Он оплатил Сусе остаток недели и попытался оплатить остаток месяца, но та ни в какую. Две недели не могла найти она, где он спрятал деньги, пока миссис Мур не полезла стряхивать пыль с китайских ив. Мы не знали, что оплатил он и телефонные счета. После того как Кристи уехал, до нас стали доходить истории о том, чем он занимался в приходе. Мало-помалу стекались они. Был он у Конфри в тот день, когда у Кевина жеребилась кобыла. Был с Майклом Дули, когда тому надо было выкопать траншею в торфянике. Был с Бредой, Мари и Айлин Доннеллан, когда эта троица искала братнина пропавшего теленка. По вечерам готовил ужин миссис Блаколл, у кого покупал свой свадебный наряд, когда у нее была лавка в Кенмэре. В жизни-после-себя он набрал светимости. Что там было правдой, а что нет, разобрать трудно – люди в Фахе наделены были неутолимой жаждой участия в славной истории.
Я по нему скучал. Это я уже говорил. Скажу еще раз. Я скучал по нему так, как вообще можно скучать по другому человеку. В ночь после его отъезда я нашел у себя под подушкой мушкетерскую сорочку с карандашной запиской. Удачи в охоте на М. К.
* * *
Я остался с Сусей и Дуной на все лето – пытался понять, куда способен привести меня обвисший провод моей жизни. Ни разу они не спросили меня о моих намерениях. Не спрашивал и Отец Коффи, когда натыкался на меня в заднем ряду в церкви, где молитва моя всегда оказывалась одна и та же. Вот он я.
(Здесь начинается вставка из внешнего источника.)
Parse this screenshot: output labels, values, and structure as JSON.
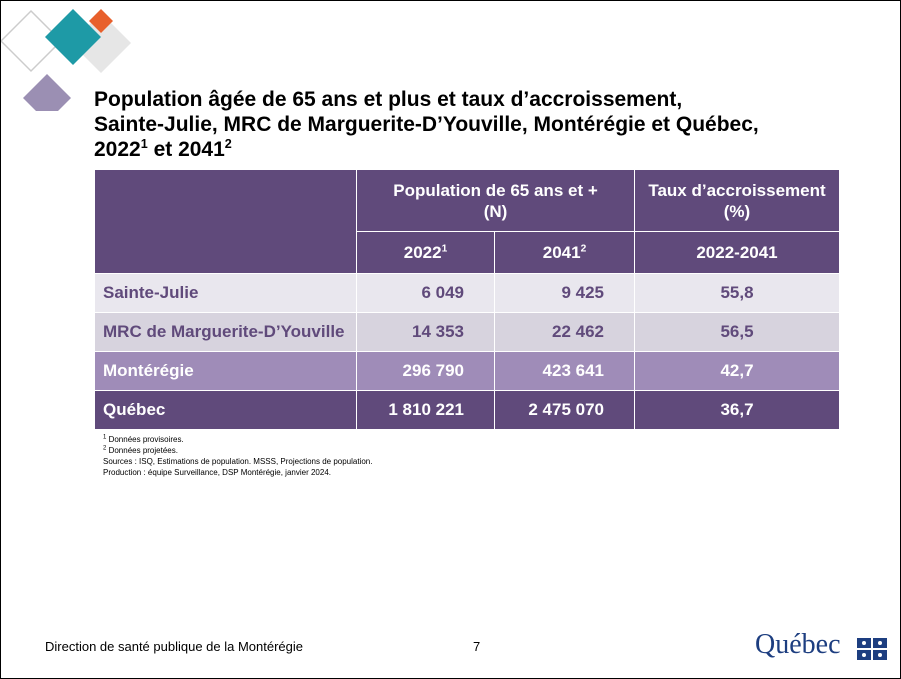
{
  "title": {
    "line1": "Population âgée de 65 ans et plus et taux d’accroissement,",
    "line2": "Sainte-Julie, MRC de Marguerite-D’Youville, Montérégie et Québec,",
    "line3": [
      "2022",
      "1",
      " et 2041",
      "2"
    ]
  },
  "table": {
    "group_headers": [
      [
        "Population de 65 ans et +",
        "(N)"
      ],
      [
        "Taux d’accroissement",
        "(%)"
      ]
    ],
    "sub_headers": [
      [
        "2022",
        "1"
      ],
      [
        "2041",
        "2"
      ],
      [
        "2022-2041"
      ]
    ],
    "rows": [
      [
        "Sainte-Julie",
        "6 049",
        "9 425",
        "55,8"
      ],
      [
        "MRC de Marguerite-D’Youville",
        "14 353",
        "22 462",
        "56,5"
      ],
      [
        "Montérégie",
        "296 790",
        "423 641",
        "42,7"
      ],
      [
        "Québec",
        "1 810 221",
        "2 475 070",
        "36,7"
      ]
    ]
  },
  "footnotes": [
    [
      "1",
      " Données provisoires."
    ],
    [
      "2",
      " Données projetées."
    ],
    [
      "Sources : ISQ, Estimations de population. MSSS, Projections de population."
    ],
    [
      "Production : équipe Surveillance, DSP Montérégie, janvier 2024."
    ]
  ],
  "footer": {
    "organization": "Direction de santé publique de la Montérégie",
    "page": "7",
    "logo": "Québec"
  }
}
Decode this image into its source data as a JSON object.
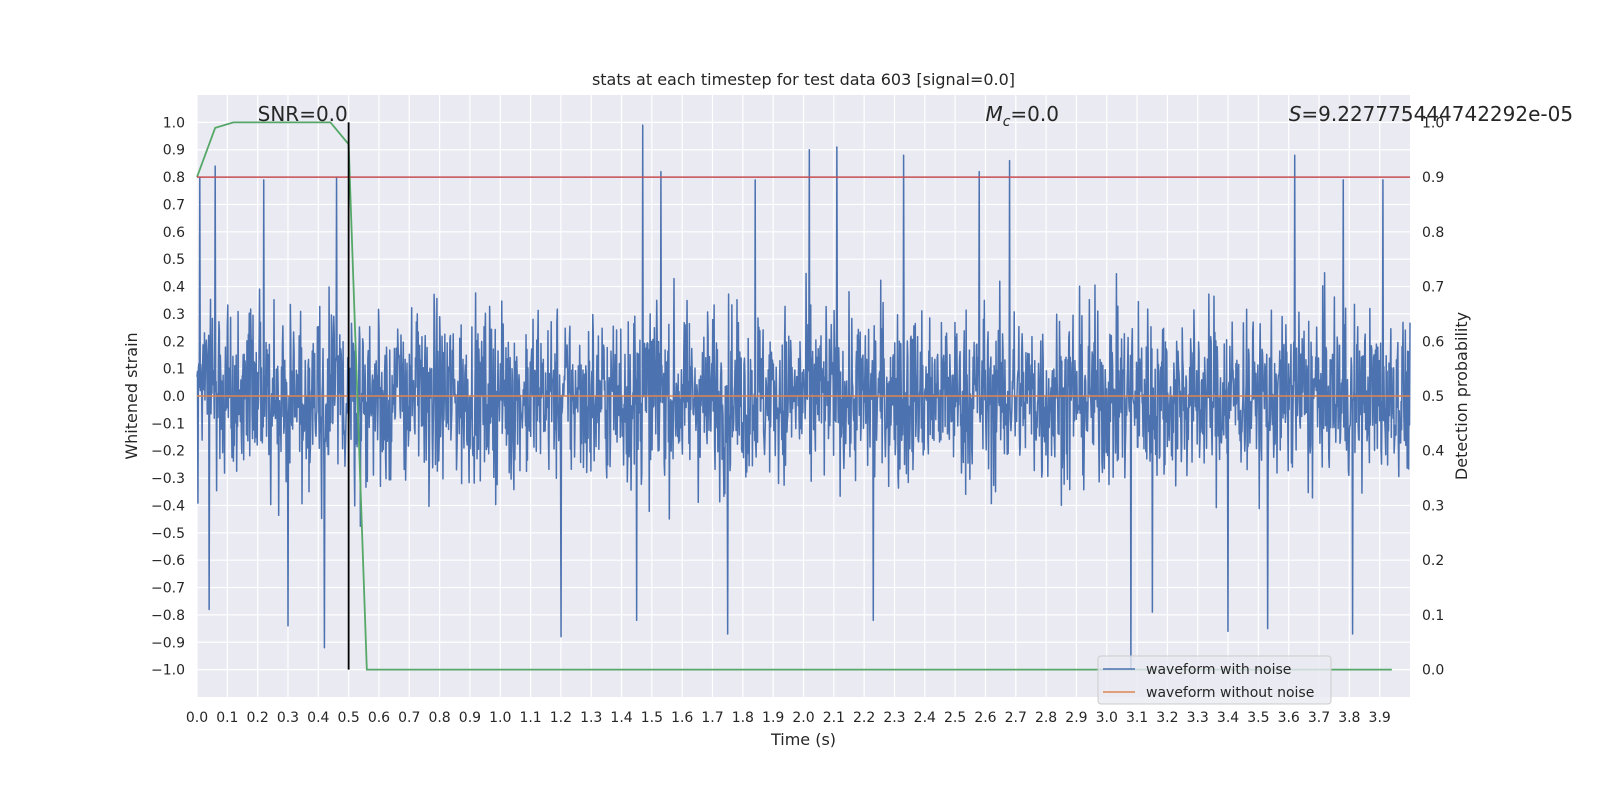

В то лето случился в Милтауне фля
[126], общее собранье музыкантов из всех краев Ирландии и многие возвращенья домой из мест еще более дальних. Они прибыли, подобно каравану из глубокой старины, пешком и автостопом, на автомобилях, фургонах, автобусах и поездах, на велосипедах и гужевой повозкой, принесли с собой свои инструменты и устроились во всех уголках всякого паба, какой смогли отыскать, и потому, когда приехал туда я, главный вопрос состоял в том, куда податься первым делом. Музыка летела из окон и открытых дверей. Лошади на улице тоже слушали. Ты заходил к кому-то в дверь утром, а там – восьмеро музыкантов всех возрастов, играют, рассевшись на табуретах, курятся папиросы, добавка курева – на поданном блюдце, и хозяйку дома нимало не смущает, что кухню ее реквизировали под джигу. Играют они тут, может, с прошлой ночи или даже с прошлого дня, их то больше, то меньше во времени-без-часов, связность – лишь в непрерывных мелодиях, стаканах, чашках, кружках, бутылках, обитающих на всех плоских поверхностях, и некогда их мыть. Музыканты играли друг другу, слушали и смотрели, как играют другие, словно все разом друг другу дальние и близкие родственники, и в их обществе одиночество мое уходило прочь.